EQQQ is available: Invesco Nasdaq 100 (EQQQ) | InvestEngine
Unfortunately it provides income rather than accumulation, which wouldn’t be my preference. But I have shares in it anyway. Perhaps I should switch to CNX1, which is lower TER and accumulates.
Thinking about the three options (EQQQ, CNX1, and IITU), EQQQ and CNX1 seem to both mirror the Nasdaq 100 very closely. I’d recommend CNX1 because of the lower TER and accumulation, although it’s also worth considering liquidity (I don’t personally, because I haven’t worked out how to do it easily).
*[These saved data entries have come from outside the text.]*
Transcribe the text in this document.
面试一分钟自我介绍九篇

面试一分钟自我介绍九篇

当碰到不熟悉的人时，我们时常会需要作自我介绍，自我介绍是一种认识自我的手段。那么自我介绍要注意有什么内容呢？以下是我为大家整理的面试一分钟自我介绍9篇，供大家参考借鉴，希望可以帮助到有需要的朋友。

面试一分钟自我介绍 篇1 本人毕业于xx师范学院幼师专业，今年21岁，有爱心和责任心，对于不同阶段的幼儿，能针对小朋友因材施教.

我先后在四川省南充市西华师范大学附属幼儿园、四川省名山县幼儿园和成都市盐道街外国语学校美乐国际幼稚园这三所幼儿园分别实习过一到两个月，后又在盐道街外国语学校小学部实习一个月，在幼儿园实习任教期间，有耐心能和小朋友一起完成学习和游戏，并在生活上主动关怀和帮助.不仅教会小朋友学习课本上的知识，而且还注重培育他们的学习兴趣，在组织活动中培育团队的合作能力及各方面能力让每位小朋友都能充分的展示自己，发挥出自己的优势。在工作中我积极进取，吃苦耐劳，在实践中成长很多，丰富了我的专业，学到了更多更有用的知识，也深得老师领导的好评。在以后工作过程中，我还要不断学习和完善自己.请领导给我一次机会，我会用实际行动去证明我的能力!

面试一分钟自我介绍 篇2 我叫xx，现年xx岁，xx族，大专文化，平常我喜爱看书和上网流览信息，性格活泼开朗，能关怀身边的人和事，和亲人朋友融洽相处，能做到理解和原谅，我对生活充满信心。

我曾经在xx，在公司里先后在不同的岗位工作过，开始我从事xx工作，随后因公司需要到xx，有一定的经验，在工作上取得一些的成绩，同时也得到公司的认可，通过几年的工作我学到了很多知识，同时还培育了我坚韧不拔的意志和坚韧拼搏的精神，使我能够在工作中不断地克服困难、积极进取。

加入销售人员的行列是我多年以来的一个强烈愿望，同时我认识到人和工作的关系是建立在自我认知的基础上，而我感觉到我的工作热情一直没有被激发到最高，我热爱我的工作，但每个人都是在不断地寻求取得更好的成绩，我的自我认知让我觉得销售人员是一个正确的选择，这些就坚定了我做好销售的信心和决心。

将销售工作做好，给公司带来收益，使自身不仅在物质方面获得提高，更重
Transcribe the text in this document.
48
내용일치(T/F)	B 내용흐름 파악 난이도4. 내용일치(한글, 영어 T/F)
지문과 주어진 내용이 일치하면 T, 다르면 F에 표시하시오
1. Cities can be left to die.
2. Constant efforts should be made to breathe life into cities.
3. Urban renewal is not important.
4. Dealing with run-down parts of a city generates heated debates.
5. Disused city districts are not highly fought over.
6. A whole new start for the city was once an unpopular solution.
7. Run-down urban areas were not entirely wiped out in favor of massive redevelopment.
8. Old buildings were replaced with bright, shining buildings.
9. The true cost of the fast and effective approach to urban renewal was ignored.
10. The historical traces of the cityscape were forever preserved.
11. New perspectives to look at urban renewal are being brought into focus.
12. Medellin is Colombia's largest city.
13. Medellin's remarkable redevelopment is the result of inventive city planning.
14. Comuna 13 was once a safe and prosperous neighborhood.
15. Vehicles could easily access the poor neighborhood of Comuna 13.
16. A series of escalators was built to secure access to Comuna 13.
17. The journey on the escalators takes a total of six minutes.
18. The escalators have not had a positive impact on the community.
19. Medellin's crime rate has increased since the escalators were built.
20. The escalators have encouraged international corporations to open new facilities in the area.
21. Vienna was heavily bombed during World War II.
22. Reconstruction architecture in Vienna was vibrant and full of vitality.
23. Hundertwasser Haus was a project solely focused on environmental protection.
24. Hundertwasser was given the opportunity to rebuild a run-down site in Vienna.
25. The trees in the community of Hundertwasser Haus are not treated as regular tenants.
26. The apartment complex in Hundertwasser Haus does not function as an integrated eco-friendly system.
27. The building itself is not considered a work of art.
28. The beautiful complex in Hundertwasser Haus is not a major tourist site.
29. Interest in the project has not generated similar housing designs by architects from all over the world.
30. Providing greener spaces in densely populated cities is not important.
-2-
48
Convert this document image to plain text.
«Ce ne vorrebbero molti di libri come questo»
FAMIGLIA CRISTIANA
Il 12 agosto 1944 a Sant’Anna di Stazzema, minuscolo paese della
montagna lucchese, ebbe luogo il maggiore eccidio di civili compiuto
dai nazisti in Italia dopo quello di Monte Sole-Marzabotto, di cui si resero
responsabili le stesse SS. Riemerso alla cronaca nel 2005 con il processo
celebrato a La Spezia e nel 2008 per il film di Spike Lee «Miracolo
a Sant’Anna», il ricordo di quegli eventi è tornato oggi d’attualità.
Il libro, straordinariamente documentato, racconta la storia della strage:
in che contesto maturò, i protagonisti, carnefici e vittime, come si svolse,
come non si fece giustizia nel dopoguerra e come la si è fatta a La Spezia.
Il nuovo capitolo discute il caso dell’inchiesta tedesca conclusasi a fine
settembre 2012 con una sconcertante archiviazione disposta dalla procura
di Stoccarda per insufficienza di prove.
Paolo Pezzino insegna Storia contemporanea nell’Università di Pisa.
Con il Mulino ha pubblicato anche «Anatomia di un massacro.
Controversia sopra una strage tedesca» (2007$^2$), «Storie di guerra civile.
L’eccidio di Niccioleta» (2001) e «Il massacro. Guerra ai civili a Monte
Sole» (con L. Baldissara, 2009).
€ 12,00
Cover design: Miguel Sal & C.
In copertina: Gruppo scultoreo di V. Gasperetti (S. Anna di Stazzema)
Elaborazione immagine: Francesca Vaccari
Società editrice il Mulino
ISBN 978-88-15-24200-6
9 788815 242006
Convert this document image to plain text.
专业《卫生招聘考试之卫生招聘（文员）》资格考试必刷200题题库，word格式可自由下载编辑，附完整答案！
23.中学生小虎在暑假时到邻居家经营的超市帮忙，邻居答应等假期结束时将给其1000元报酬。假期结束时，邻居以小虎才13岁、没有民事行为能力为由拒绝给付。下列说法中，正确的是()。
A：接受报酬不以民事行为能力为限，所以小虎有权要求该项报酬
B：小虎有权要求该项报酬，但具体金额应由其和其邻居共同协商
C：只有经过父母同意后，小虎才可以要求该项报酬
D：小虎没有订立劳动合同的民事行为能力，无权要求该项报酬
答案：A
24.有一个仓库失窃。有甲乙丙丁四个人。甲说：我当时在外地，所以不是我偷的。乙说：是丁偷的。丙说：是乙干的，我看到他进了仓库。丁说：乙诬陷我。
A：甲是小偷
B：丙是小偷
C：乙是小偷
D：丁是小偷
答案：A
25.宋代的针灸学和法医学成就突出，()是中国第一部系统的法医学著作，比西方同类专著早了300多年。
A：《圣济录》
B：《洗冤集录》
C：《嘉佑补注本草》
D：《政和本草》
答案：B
IITU is different, as you’d expect for something that tracks a different index. Nasdaq is 11% Apple, 10.5% Microsoft, 5.7% Amazon, 4.6% Nvidia, 3.9% Meta, roughly 3% each for Broadcom, Alphabet, and Tesla, and 2% Adobe. S&P IT is 25.2% Apple, 19.7% Microsoft, 12% Nvidia, Broadcom 4%, Adobe 3%. So you’re getting much more exposure to Apple, Microsoft, and Nvidia, and less to Amazon, Meta, Alphabet, and Tesla. Now personally, I think diversification is the prudent thing and would therefore choose the Nasdaq index, but if you think Apple, Microsoft and Nvidia are likely to outperform Amazon, Meta, Alphabet and Tesla then S&P IT might make more sense for you.
I’d be careful about looking at the past performance of US indexes and assuming the next 30 years will look like the last 30 years. Emerging Markets are likely to grow as a share of global capital. I’d also be very cautious about overinvesting in tech - you might recall that about a year ago the big tech companies all laid off large portions of their workforce, and people who needed liquidity at that time were left holding the bag. There are good reasons to be sceptical about whether the boom that has lifted those 5-7 Goliaths over the last fifteen years (or more) will hold in a tighter regulatory market, the end of low interest rates, market saturation, innovations that might fail, the threats to American democracy, etc.
For me regional diversification is king. I’m quite exposed to India, Brazil, Mexico, Indonesia, and South Africa. Yes there are disasters that could plausibly affect all of them and the US and Europe and the Developed Asia-Pacific, but the odds of those are lower than a disaster affecting any one country or region.